This paper has attempted to illustrate how applets can broaden the investigation of mathematical relationships and reach beyond mere algebraic manipulations. The ability to investigate, conjecture, test, and pose new questions in an electronic environment is important to the development of understanding. Beyond this, such investigations are enjoyable for students. For instance, students mentioned the box problem in their weekly Calculus 1 journals and two examples are provided below:
''This last week we learned of Indeterminate terms and L' Hopital's rule. Did quite a few examples on how to perform the rule, contionued [sic] this for four days, then I think we made boxes. I believe that I learned how to do L' Hop's rule fairly well, hopefully I could do well on a test, and the box making was fun and surprised me in that you fit it into the lesson. I enjoyed the interactivity.'' - Charles
''This week we learned about maximum volume of boxes and solved a pretty cool problem involving James Bond and Bombs. I love these sorts of problem-solving and I hope that we do more of it in the future.'' - Dan
Our goal has always been to get students to think that problem-solving is fun and the interaction between building physical boxes and the computer applets helps students draw essential mathematical connections. The lessons that can be drawn from these activities bolster students' perceptions that mathematics is eminently useful and applicable to real-world phenomena much more than the typical box problem shown in many of the calculus texts available on the market.
But is that as far as one can go into the world of boxes? We should also mention that this problem of optimal box building could be further extended by including the tab to affix the sides of the box to each other without the use of a taped joint. At one level, our discussion has focused its attention on construction of a minimal shipping container of the Regular Slotted Container type; however, if we were to introduce the requirement of a tab it does impact the problem. It should be noted that there are general governmental guidelines for the width of such a tab but 1 1/4 - 1 1/2 inches is typical. For specific guidelines about tab regulations, one should check the Fiber Box Handbook (Fiber Box Association, 2005), the National Motor Freight Classification (NMFC) Item 222 (American Trucking Association, 1970) for common carrier motor freight shipment, or the Uniform Freight Classification (UFC) Rule 41 (Dolan, 1991) for rail shipment. In any case, we think that after exploring the box problem through these applets, students might be better prepared to think how to construct a RSC containing tabs (as shown in figure 5) with maximum volume?
Beyond even looking at a tabbed RSC, the world of boxes is much more encompassing.
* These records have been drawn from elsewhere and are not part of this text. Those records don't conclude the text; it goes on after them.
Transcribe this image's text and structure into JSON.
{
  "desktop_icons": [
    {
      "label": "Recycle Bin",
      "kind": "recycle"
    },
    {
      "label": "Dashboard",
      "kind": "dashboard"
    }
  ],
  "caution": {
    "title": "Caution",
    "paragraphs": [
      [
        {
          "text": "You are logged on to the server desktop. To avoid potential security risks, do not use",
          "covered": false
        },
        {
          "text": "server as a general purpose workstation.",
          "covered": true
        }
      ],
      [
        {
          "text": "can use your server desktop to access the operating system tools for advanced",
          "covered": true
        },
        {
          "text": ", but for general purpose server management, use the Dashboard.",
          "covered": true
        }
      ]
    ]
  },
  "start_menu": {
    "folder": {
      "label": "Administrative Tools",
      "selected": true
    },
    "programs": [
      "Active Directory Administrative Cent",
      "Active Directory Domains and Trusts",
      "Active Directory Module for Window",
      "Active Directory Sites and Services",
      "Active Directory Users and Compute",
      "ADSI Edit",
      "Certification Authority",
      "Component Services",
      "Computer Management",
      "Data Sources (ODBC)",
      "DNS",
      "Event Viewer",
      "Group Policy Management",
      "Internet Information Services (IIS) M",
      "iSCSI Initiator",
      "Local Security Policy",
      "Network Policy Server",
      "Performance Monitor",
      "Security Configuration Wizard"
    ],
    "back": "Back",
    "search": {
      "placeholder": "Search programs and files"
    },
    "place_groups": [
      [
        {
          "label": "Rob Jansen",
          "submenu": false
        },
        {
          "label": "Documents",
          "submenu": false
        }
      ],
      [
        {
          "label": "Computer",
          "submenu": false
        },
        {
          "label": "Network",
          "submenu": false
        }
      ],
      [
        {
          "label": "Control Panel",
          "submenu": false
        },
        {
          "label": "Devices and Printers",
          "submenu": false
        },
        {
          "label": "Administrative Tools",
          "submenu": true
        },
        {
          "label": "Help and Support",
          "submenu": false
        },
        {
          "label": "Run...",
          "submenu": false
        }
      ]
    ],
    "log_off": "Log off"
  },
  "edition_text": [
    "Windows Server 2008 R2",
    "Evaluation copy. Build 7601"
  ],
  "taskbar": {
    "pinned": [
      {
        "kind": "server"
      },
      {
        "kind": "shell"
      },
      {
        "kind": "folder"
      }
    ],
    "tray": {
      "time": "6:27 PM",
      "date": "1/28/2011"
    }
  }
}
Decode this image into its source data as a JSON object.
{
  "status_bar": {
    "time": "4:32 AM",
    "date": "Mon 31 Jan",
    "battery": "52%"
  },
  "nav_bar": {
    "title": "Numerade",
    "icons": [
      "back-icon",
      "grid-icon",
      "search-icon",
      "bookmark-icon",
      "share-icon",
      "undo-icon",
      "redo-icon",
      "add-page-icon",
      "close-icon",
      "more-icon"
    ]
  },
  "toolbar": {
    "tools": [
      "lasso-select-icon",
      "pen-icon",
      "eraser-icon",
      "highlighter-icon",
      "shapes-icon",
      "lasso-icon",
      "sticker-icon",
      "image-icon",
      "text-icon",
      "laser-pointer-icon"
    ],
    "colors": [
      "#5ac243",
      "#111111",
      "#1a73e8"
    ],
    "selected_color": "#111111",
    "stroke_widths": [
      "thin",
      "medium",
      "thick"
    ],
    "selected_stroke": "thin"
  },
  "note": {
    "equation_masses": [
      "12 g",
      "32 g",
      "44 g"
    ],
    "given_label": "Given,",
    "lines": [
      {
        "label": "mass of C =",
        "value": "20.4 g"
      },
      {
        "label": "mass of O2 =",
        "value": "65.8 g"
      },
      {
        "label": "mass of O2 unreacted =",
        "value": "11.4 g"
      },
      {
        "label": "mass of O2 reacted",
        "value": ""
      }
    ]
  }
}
In this paper, we have focused our attention on the most popular box, a regular slotted container, but there are a host of other types of boxes fabricated from a single piece of corrugated cardboard that students can investigate, including:
Figure 11: Other types of boxes manufactured from a single piece of corrugated cardboard
Each of these boxes would provide an opportunity to extend investigation and gain a better sense of the issues behind box construction. We certainly hope that this paper hasn't boxed you in but rather opened your eyes to the ways boxes can be used to help students see the ability of calculus to play a meaningful role in examining real-world problems.